Nasıl olur? Karşımda oldu herşey, cesetlerin hepsi parçalandı ve parçaları bile yanmıştı. Nasıl sağ kurtulabilir oradan? Ve burada ne işi var? Savaş mı kurtarmış?

Şaşkınlıkla yavaş yavaş merdivenleri indim, kızın karşısında durdum ve izledim, sonra etrafında bir tur döndüm, koluna dokundum ve tekrar etrafında döndüm

"Kızım napıyorsun tavaf mı yapıyorsun kızın etrafında?" Kaanın sesiyle kendime geldim. Herkes şaşkın şaşkın beni izliyordu

"Bu nasıl olur? O ölmüştü, gözümün önünde oldu herşey"

"Kaan onu kurtardı" savaşın bu dediğine inanamiyormus gibi kaşlarımı çattım

"Kaza anında oradamıydınız? Ve sen sonra beni takip ettin" savaş düz bir sesle konuştu

"Evet."

Kız bize korkak bakışlarını atıyordu ve onunda boynunda diş izleri vardı, birden gözlerim doldu, çektiğim acıyı başkasının da çekmesi neden bu kadar üzmüştü ki beni? Kıza bakarak savaşa dönmeden titrek sesimle konuştum

"o-onudamı-" savaş sözümü kesti "evet." Naza, Kaan ve Nora sakin bir şekilde bizi izliyorlardi, Nora bile ses çıkarmıyordu.
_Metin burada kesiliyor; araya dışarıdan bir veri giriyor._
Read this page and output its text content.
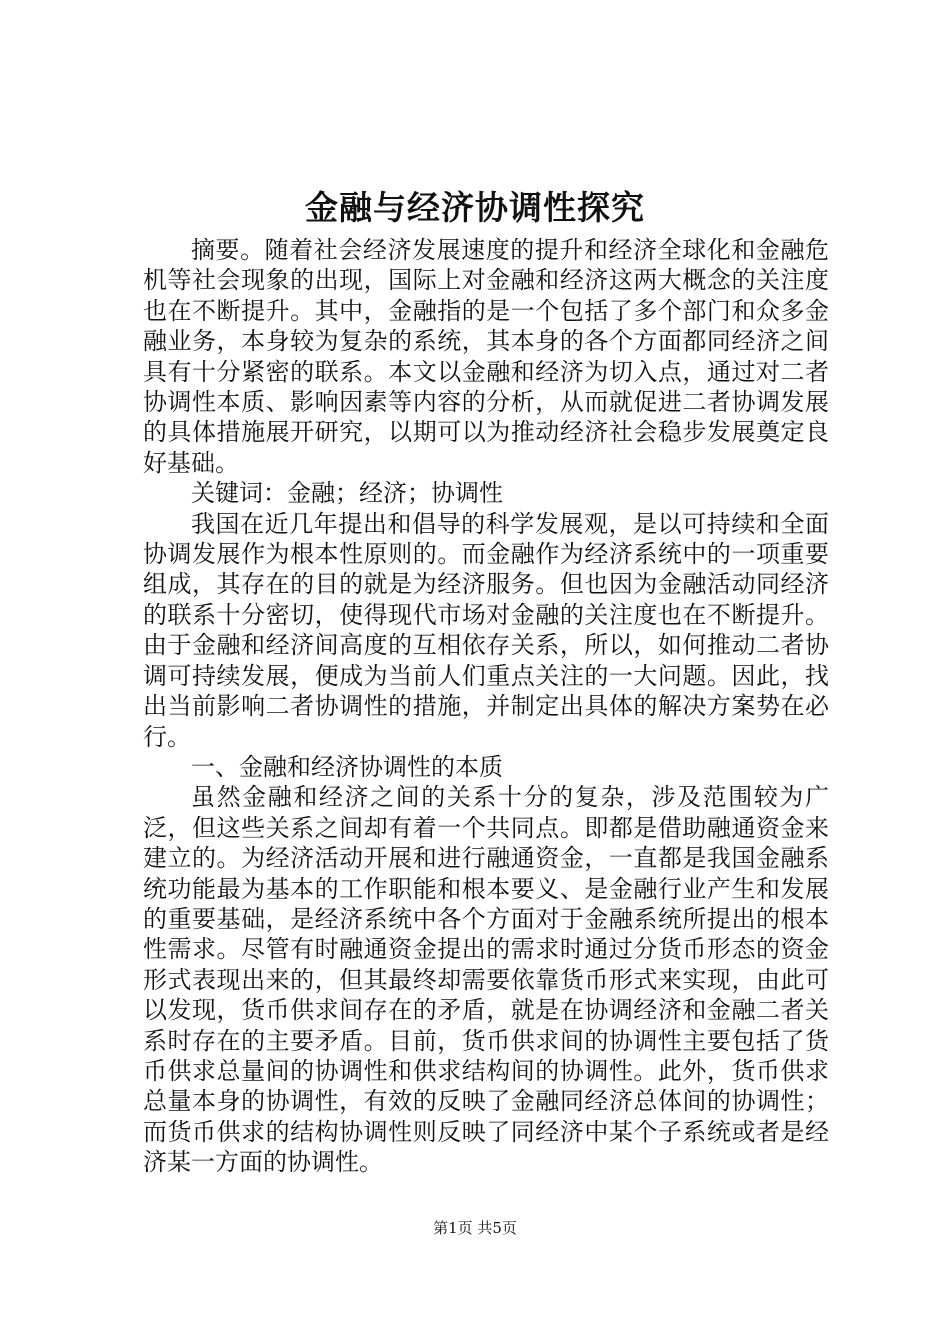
金融与经济协调性探究

摘要。随着社会经济发展速度的提升和经济全球化和金融危机等社会现象的出现，国际上对金融和经济这两大概念的关注度也在不断提升。其中，金融指的是一个包括了多个部门和众多金融业务，本身较为复杂的系统，其本身的各个方面都同经济之间具有十分紧密的联系。本文以金融和经济为切入点，通过对二者协调性本质、影响因素等内容的分析，从而就促进二者协调发展的具体措施展开研究，以期可以为推动经济社会稳步发展奠定良好基础。

关键词：金融；经济；协调性

我国在近几年提出和倡导的科学发展观，是以可持续和全面协调发展作为根本性原则的。而金融作为经济系统中的一项重要组成，其存在的目的就是为经济服务。但也因为金融活动同经济的联系十分密切，使得现代市场对金融的关注度也在不断提升。由于金融和经济间高度的互相依存关系，所以，如何推动二者协调可持续发展，便成为当前人们重点关注的一大问题。因此，找出当前影响二者协调性的措施，并制定出具体的解决方案势在必行。

一、金融和经济协调性的本质

虽然金融和经济之间的关系十分的复杂，涉及范围较为广泛，但这些关系之间却有着一个共同点。即都是借助融通资金来建立的。为经济活动开展和进行融通资金，一直都是我国金融系统功能最为基本的工作职能和根本要义、是金融行业产生和发展的重要基础，是经济系统中各个方面对于金融系统所提出的根本性需求。尽管有时融通资金提出的需求时通过分货币形态的资金形式表现出来的，但其最终却需要依靠货币形式来实现，由此可以发现，货币供求间存在的矛盾，就是在协调经济和金融二者关系时存在的主要矛盾。目前，货币供求间的协调性主要包括了货币供求总量间的协调性和供求结构间的协调性。此外，货币供求总量本身的协调性，有效的反映了金融同经济总体间的协调性；而货币供求的结构协调性则反映了同经济中某个子系统或者是经济某一方面的协调性。

第1页 共5页
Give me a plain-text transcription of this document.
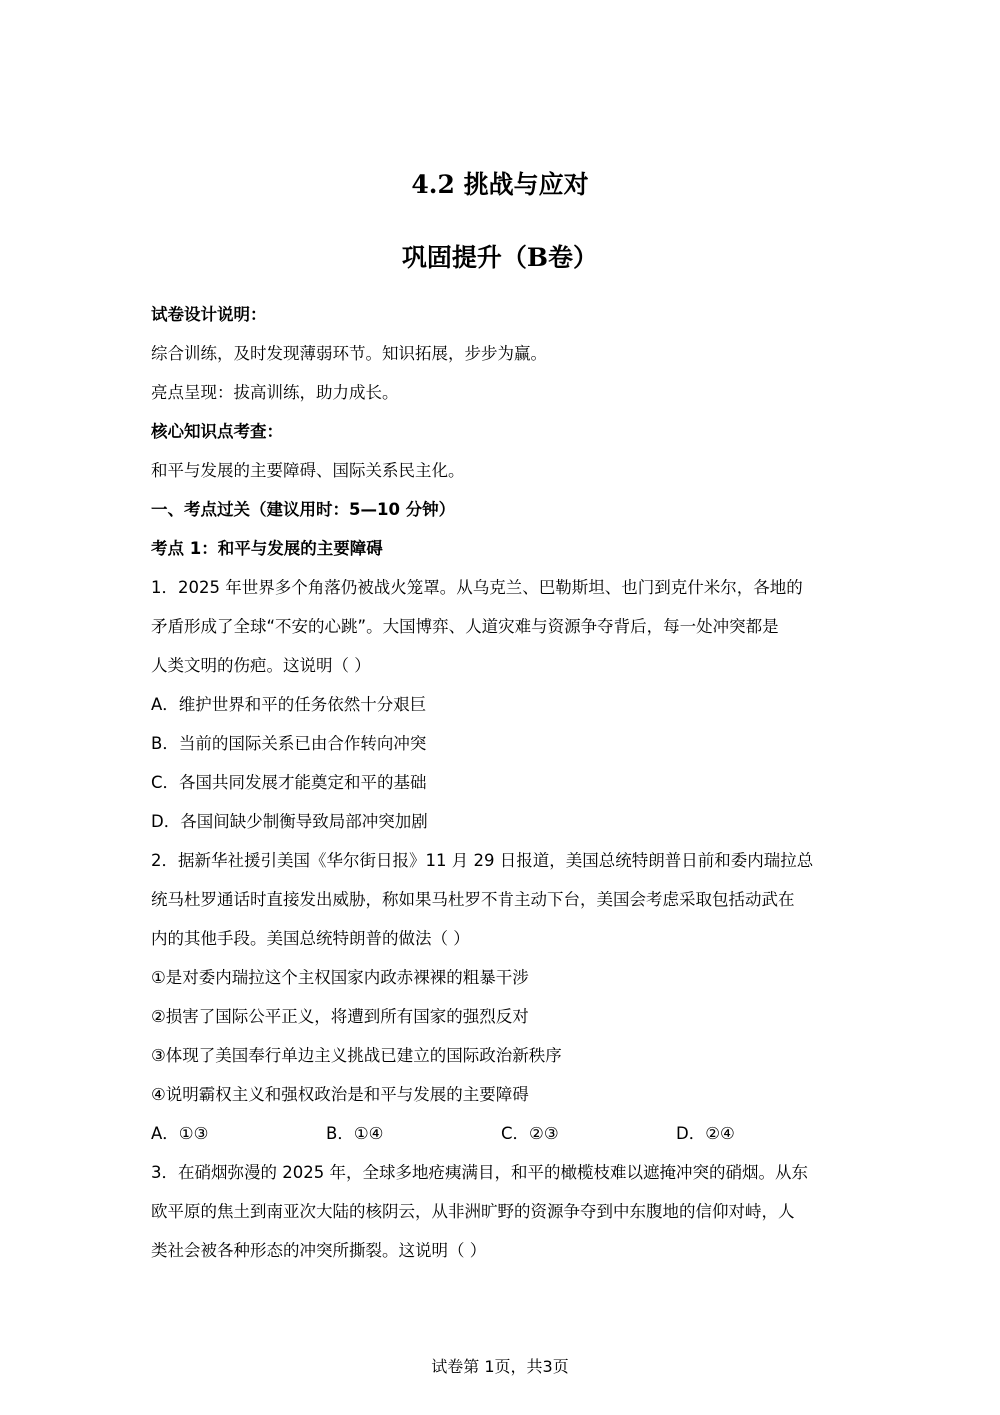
4.2 挑战与应对
巩固提升（B卷）
试卷设计说明：
综合训练，及时发现薄弱环节。知识拓展，步步为赢。
亮点呈现：拔高训练，助力成长。
核心知识点考查：
和平与发展的主要障碍、国际关系民主化。
一、考点过关（建议用时：5—10 分钟）
考点 1：和平与发展的主要障碍
1．2025 年世界多个角落仍被战火笼罩。从乌克兰、巴勒斯坦、也门到克什米尔，各地的
矛盾形成了全球“不安的心跳”。大国博弈、人道灾难与资源争夺背后，每一处冲突都是
人类文明的伤疤。这说明（ ）
A．维护世界和平的任务依然十分艰巨
B．当前的国际关系已由合作转向冲突
C．各国共同发展才能奠定和平的基础
D．各国间缺少制衡导致局部冲突加剧
2．据新华社援引美国《华尔街日报》11 月 29 日报道，美国总统特朗普日前和委内瑞拉总
统马杜罗通话时直接发出威胁，称如果马杜罗不肯主动下台，美国会考虑采取包括动武在
内的其他手段。美国总统特朗普的做法（ ）
①是对委内瑞拉这个主权国家内政赤裸裸的粗暴干涉
②损害了国际公平正义，将遭到所有国家的强烈反对
③体现了美国奉行单边主义挑战已建立的国际政治新秩序
④说明霸权主义和强权政治是和平与发展的主要障碍
A．①③	B．①④	C．②③	D．②④
3．在硝烟弥漫的 2025 年，全球多地疮痍满目，和平的橄榄枝难以遮掩冲突的硝烟。从东
欧平原的焦土到南亚次大陆的核阴云，从非洲旷野的资源争夺到中东腹地的信仰对峙，人
类社会被各种形态的冲突所撕裂。这说明（ ）
试卷第 1页，共3页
"ne oldu? Arkadaşını gördüğün için sevinmedin mi?" Gözümden düşmek üzere olan yaşı hemen sildim ve savaşa döndüm

"o benim arkadaşım değil" dedim. Savaş hızla kızın yanında bitti

"yani simdi burada onu isirsam" kızın saçlarını eline aldı ve boynuna bakti "kanını emsem, umrunda olmaz mı? dedi. Ne yapmaya çalışıyordu bu?
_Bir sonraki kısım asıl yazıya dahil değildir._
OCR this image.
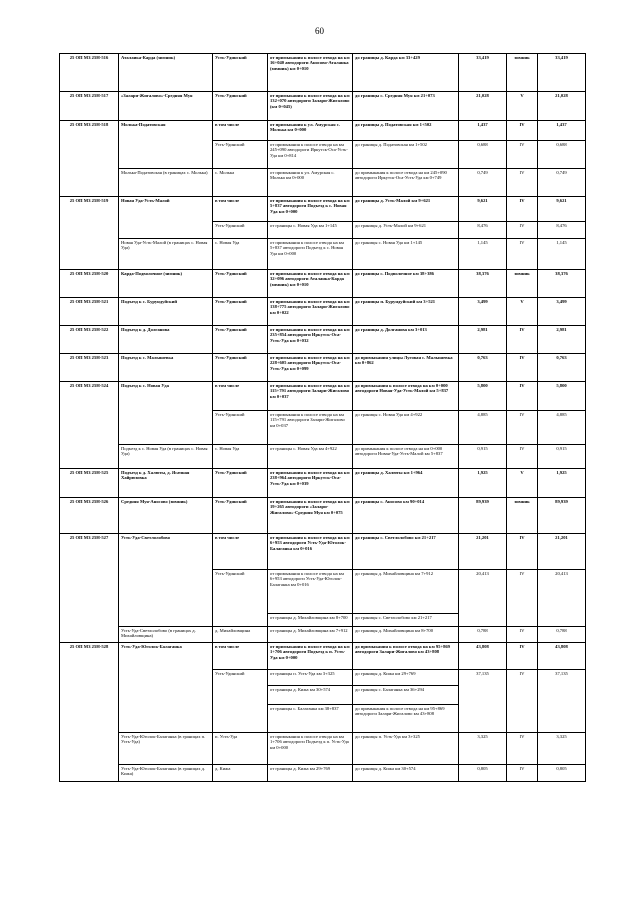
60
25 ОП МЗ 25Н-516	Аталаика-Карда (зимник)	Усть-Удинский	от примыкания к полосе отвода на км 16+040 автодороги Аносово-Аталанка (зимник) км 0+010	до границы д. Карда км 33+429	33,419	зимник	33,419
25 ОП МЗ 25Н-517	«Залари-Жигалово»-Средняя Муя	Усть-Удинский	от примыкания к полосе отвода на км 132+070 автодороги Залари-Жигалово (км 0+045)	до границы с. Средняя Муя км 21+073	21,028	V	21,028
25 ОП МЗ 25Н-518	Молька-Податовская	в том числе	от примыкания к ул. Амурская с. Молька км 0+000	до границы д. Податовская км 1+502	1,437	IV	1,437
		Усть-Удинский	от примыкания к полосе отвода на км 245+090 автодороги Иркутск-Оса-Усть-Уда км 0+814	до границы д. Податовская км 1+502	0,688	IV	0,688
	Молька-Податовская (в границах с. Молька)	с. Молька	от примыкания к ул. Амурская с. Молька км 0+000	до примыкания к полосе отвода на км 245+090 автодороги Иркутск-Оса-Усть-Уда км 0+749	0,749	IV	0,749
25 ОП МЗ 25Н-519	Новая Уда-Усть-Малой	в том числе	от примыкания к полосе отвода на км 5+837 автодороги Подъезд к с. Новая Уда км 0+000	до границы д. Усть-Малой км 9+621	9,621	IV	9,621
		Усть-Удинский	от границы с. Новая Уда км 1+145	до границы д. Усть-Малой км 9+621	8,476	IV	8,476
	Новая Уда-Усть-Малой (в границах с. Новая Уда)	с. Новая Уда	от примыкания к полосе отвода на км 5+837 автодороги Подъезд к с. Новая Уда км 0+000	до границы с. Новая Уда км 1+145	1,145	IV	1,145
25 ОП МЗ 25Н-520	Карда-Подволочное (зимник)	Усть-Удинский	от примыкания к полосе отвода на км 32+096 автодороги Аталанка-Карда (зимник) км 0+010	до границы с. Подволочное км 38+386	38,376	зимник	38,376
25 ОП МЗ 25Н-521	Подъезд к с. Бурундуйский	Усть-Удинский	от примыкания к полосе отвода на км 138+775 автодороги Залари-Жигалово км 0+022	до границы п. Бурундуйский км 3+521	3,499	V	3,499
25 ОП МЗ 25Н-522	Подъезд к д. Долганова	Усть-Удинский	от примыкания к полосе отвода на км 235+854 автодороги Иркутск-Оса-Усть-Уда км 0+032	до границы д. Долганова км 3+013	2,981	IV	2,981
25 ОП МЗ 25Н-523	Подъезд к с. Малышевка	Усть-Удинский	от примыкания к полосе отвода на км 228+605 автодороги Иркутск-Оса-Усть-Уда км 0+099	до примыкания улицы Луговая с. Малышевка км 0+862	0,763	IV	0,763
25 ОП МЗ 25Н-524	Подъезд к с. Новая Уда	в том числе	от примыкания к полосе отвода на км 115+791 автодороги Залари-Жигалово км 0+037	до примыкания к полосе отвода на км 0+000 автодороги Новая-Уда-Усть-Малой км 5+837	5,800	IV	5,800
		Усть-Удинский	от примыкания к полосе отвода на км 115+791 автодороги Залари-Жигалово км 0+037	до границы с. Новая Уда км 4+922	4,885	IV	4,885
	Подъезд к с. Новая Уда (в границах с. Новая Уда)	с. Новая Уда	от границы с. Новая Уда км 4+922	до примыкания к полосе отвода на км 0+000 автодороги Новая-Уда-Усть-Малой км 5+837	0,915	IV	0,915
25 ОП МЗ 25Н-525	Подъезд к д. Халюты, д. Ясачная Хайрюзовка	Усть-Удинский	от примыкания к полосе отвода на км 238+964 автодороги Иркутск-Оса-Усть-Уда км 0+039	до границы д. Халюты км 1+964	1,925	V	1,925
25 ОП МЗ 25Н-526	Средняя Муя-Аносово (зимник)	Усть-Удинский	от примыкания к полосе отвода на км 19+265 автодороги «Залари-Жигалово»-Средняя Муя км 0+075	до границы с. Аносово км 90+014	89,939	зимник	89,939
25 ОП МЗ 25Н-527	Усть-Уда-Светлолобово	в том числе	от примыкания к полосе отвода на км 6+953 автодороги Усть-Уда-Юголок-Балаганка км 0+016	до границы с. Светлолобово км 21+217	21,201	IV	21,201
		Усть-Удинский	от примыкания к полосе отвода на км 6+953 автодороги Усть-Уда-Юголок-Балаганка км 0+016	до границы д. Михайловщина км 7+912	20,413	IV	20,413
			от границы д. Михайловщина км 8+700	до границы с. Светлолобово км 21+217			
	Усть-Уда-Светлолобово (в границах д. Михайловщина)	д. Михайловщина	от границы д. Михайловщина км 7+912	до границы д. Михайловщина км 8+700	0,788	IV	0,788
25 ОП МЗ 25Н-528	Усть-Уда-Юголок-Балаганка	в том числе	от примыкания к полосе отвода на км 1+706 автодороги Подъезд к п. Усть-Уда км 0+000	до примыкания к полосе отвода на км 95+869 автодороги Залари-Жигалово км 43+808	43,808	IV	43,808
		Усть-Удинский	от границы п. Усть-Уда км 3+325	до границы д. Кижа км 29+769	37,135	IV	37,135
			от границы д. Кижа км 30+574	до границы с. Балаганка км 36+294			
			от границы с. Балаганка км 38+837	до примыкания к полосе отвода на км 95+869 автодороги Залари-Жигалово км 43+808			
	Усть-Уда-Юголок-Балаганка (в границах п. Усть-Уда)	п. Усть-Уда	от примыкания к полосе отвода на км 1+706 автодороги Подъезд к п. Усть-Уда км 0+000	до границы п. Усть-Уда км 3+325	3,325	IV	3,325
	Усть-Уда-Юголок-Балаганка (в границах д. Кижа)	д. Кижа	от границы д. Кижа км 29+769	до границы д. Кижа км 30+574	0,805	IV	0,805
"Hayır, yapma. Demek istediğim, o benim arkadaşım değil, bırakın gitsin"
dedim.

Kızın gözleri dolmuştu, aklıma o gün ki yalvarislari geldi, cesetler ve kan kokusu geldi. Gözümü sıkıca kapayıp geri actim ve başım döndü, gözümün önü karardı, kaanın koluna tutundum.
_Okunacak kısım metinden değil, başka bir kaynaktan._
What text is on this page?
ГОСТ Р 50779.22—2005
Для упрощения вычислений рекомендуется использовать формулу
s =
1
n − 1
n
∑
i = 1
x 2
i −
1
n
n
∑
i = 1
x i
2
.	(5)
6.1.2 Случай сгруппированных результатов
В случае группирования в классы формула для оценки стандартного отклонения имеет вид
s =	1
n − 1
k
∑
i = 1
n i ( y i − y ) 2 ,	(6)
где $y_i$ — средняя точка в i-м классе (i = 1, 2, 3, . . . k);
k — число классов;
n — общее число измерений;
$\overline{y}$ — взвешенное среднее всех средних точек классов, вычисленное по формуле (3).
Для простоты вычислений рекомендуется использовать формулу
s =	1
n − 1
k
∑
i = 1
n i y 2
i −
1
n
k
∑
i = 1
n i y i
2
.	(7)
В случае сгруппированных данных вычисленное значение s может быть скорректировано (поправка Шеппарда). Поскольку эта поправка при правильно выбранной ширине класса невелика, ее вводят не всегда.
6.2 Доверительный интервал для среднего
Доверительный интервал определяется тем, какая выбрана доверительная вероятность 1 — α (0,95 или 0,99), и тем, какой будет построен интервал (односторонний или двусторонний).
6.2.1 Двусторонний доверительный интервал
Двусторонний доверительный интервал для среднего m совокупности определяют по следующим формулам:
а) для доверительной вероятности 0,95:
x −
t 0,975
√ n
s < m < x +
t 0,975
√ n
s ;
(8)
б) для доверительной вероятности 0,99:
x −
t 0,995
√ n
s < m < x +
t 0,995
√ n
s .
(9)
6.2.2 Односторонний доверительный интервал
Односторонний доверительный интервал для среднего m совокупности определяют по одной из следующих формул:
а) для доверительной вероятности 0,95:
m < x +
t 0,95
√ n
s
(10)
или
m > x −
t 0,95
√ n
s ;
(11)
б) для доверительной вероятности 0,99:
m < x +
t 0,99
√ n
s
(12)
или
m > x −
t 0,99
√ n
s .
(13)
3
Savaş bir anda dibimde bitti "maral, iyimisin?"

"B-ben, iyiyim sadece -" cümlemi bitiremeden savaş beni kucağına aldı. Noranin sert bakışlarını o halde bile üzerimizde hissediyordum.

"Savaş bırak, iyiyim" Savaş merdivenleri çıkarken konuştu "sus." Basamaklari çıktıkça basim daha çok dönüyordu.

Odaya geldiğimizde Savaş beni yavasca yatağa yatirdi. Dümdüz tavanı izliyordum, o da beni izliyordu

"nasıl hissediyorsun?" diye sordu Savaş.

Sakince fısıldadım "güçsüz, çaresiz, kimsesiz" dedim.

Güçsüzüm, karsimda kanımı emen bir vampir ve onun arkadaslari var. Çaresizim, buradan gidemiyorum ve kanımı icmesine engel olamıyorum, buraya hapisim. Kimsesizim, annem ve babam yok, arkadaşım yok, gidecek bir yerim yok, bu dünyada yanliz başıma vampirlerle hayatta kalmaya çalışıyorum...

Savaş yavaşça yanıma uzandi, çekilmedim çünkü ona bile gücüm yok, başım dönüyor.

"Sen sıkılmazsın diye getirmiştim o kızı. Bu kadar üzüleceğini düşünemedim." dedi.

Ne yani şimdi de duygularımı mı önemsemiş gibi yapıyor? Gözlerimi yaşarttinız beni burada zorla tutup kanımı emen ve bana dokunmaya çalışan vampir bey. Yine de sesimi çıkarmadım.

Ben sessizliğimi bozmazken o bir anda dogruldu ve yatakta oturur pozisyona geldi. Yine mi kanımı içecek? Hiçbir tepki vermedim. Kafamı bacaklarının üzerine koydu, ve saçımı okşamaya başladı.